China ist das erste und bisher wohl auch das einzige Land der Welt, das das UN-Millenniumziel Nummer Eins, die Bekämpfung der Armut, laut UN die Halbierung des Anteils der Menschen, die weniger als 1,90 US-Dollar pro Tag zum Leben haben, zwischen 1990 und 2015, "übererfüllt" hat. Die weltweite Armutsreduktion zwischen 1990 und 2015 ging so zu mehr als 70 Prozent auf Chinas Beitrag zurück.

Und im Jahre 2020 ist die absolute Armut in China vollständig beseitigt worden. Die chinesische Armutsschwelle von 3,20 US-Dollar, unter der die chinesische Armutsquote also null Prozent beträgt, liegt global noch bei etwa 28 Prozent!

Die Armutsschwelle, die in China angewendet wird, 3,20 US-Dollar Mindesteinkommen pro Tag, ist die "Lower Middle-Income Class Poverty Line" nach Weltbank-Definition. Da China zwischenzeitlich aber mit knapp 12.000 US-Dollar Pro-Kopf-Jahreseinkommen schon in die "Upper Middle-Income Class" aufgerückt ist, ist das Kapitel Armutsbekämpfung in China natürlich alles andere als abgeschlossen.

Aber auch die nächste relevante Schwelle von 5,50 US-Dollar für die "Upper Middle-Income Economies" wird nicht das letzte Wort sein, denn die neuen nachhaltigen und resilienten Wirtschaftsförderungs- und -Entwicklungs-Konzepte für die letzten Kleinstethnien und entlegensten Bergdörfer oder die traditionellen Wüstenrand-Regionen sind so, dass die Bauern, Dorfgenossenschaften und TVEs (Township and Village Enterprises) nicht nur das schnelle Internet, die Laptops und die Kleinst-E-Laster bekommen haben, sondern auch gelernt haben, ihre Spezialprodukte auf Taobao selbst zu vermarkten. Taobao ist die chinesische Onlineplattform für Bauern, KMU und Einzelhandel, die 2003 vom Mutterkonzern Alibaba eingeführt wurde.
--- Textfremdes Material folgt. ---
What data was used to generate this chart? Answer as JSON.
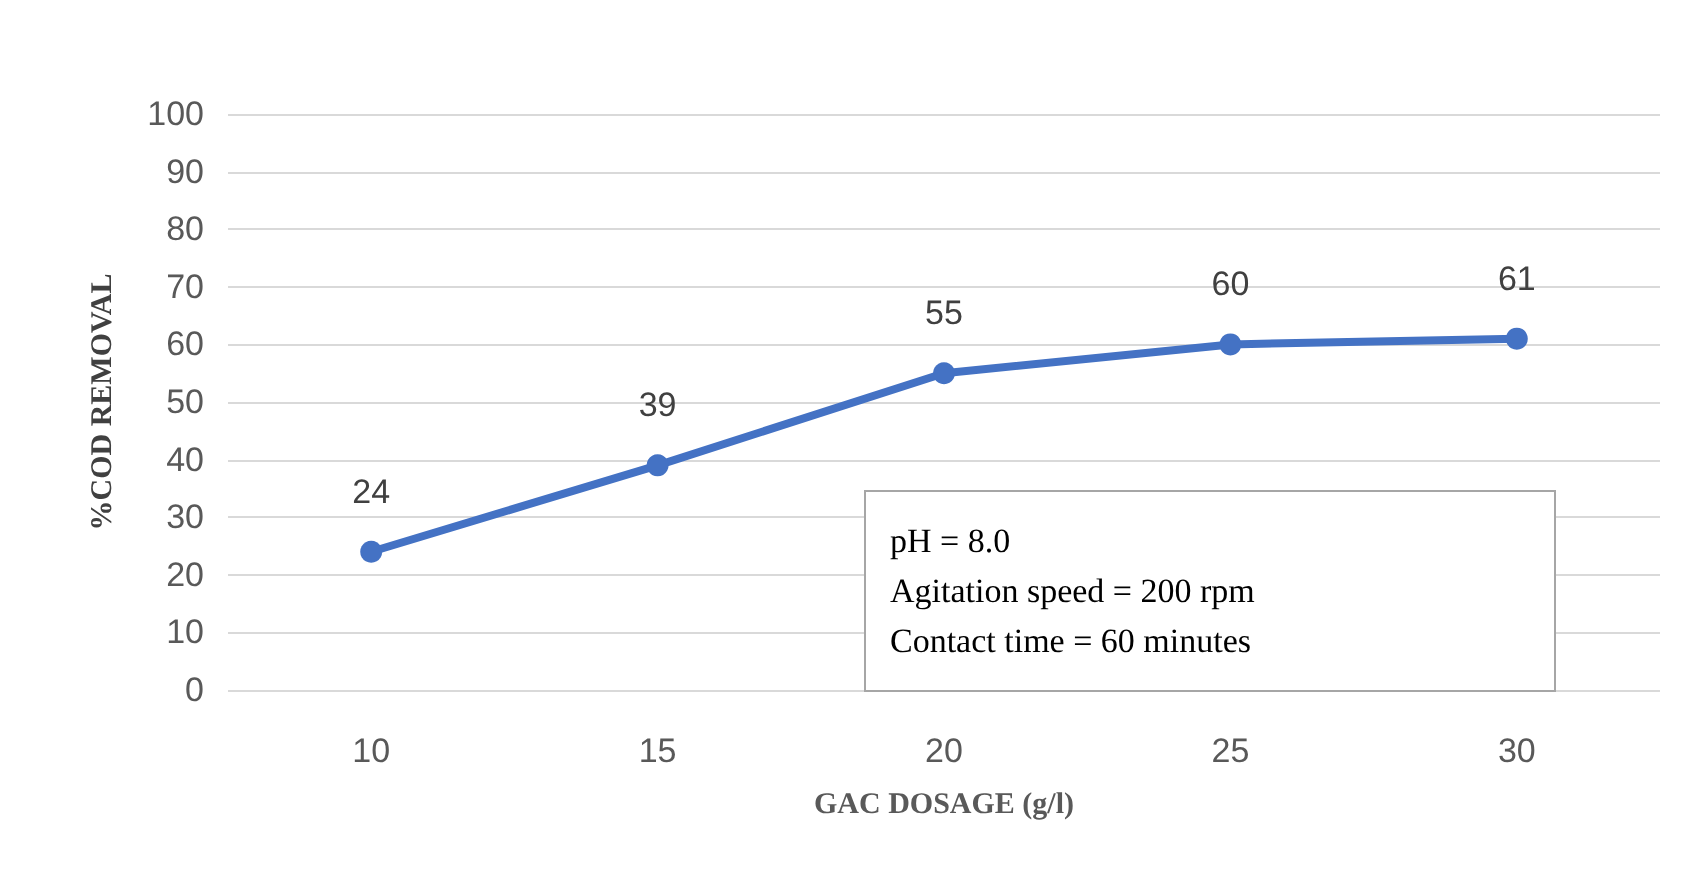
{
  "chart_data": {
    "type": "line",
    "categories": [
      "10",
      "15",
      "20",
      "25",
      "30"
    ],
    "series": [
      {
        "color": "#4472c4",
        "values": [
          24,
          39,
          55,
          60,
          61
        ]
      }
    ],
    "xlabel": "GAC DOSAGE (g/l)",
    "ylabel": "%COD REMOVAL",
    "ylim": [
      0,
      100
    ],
    "yticks": [
      0,
      10,
      20,
      30,
      40,
      50,
      60,
      70,
      80,
      90,
      100
    ],
    "grid": "y",
    "marker": "circle",
    "line_style": "solid",
    "data_labels": true,
    "annotations": [
      "pH = 8.0",
      "Agitation speed = 200 rpm",
      "Contact time = 60 minutes"
    ]
  }
}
Und in den neu aufgepflanzten riesigen Waldregionen, die heute die Wüsten zurückdrängen, bieten sich Gelegenheiten für viele neue Spezialprodukte: Nüsse, Früchte und Waldprodukte aller Art - und für Bauern als Touristenführer. Denn die junge Frau in Beijing oder Shenzhen, die mit ihrer App Ant Forest seit Jahren spielerisch durch Kauf- und Alltagsverhalten Punkte gesammelt, virtuelle Bäume "gewässert" hat und am Ende reale Bäume von Umweltagenturen, NGOs oder Unep hat pflanzen lassen, will ihre Bäume nicht mehr nur per Drohnenaufnahme sehen können, sondern anfassen.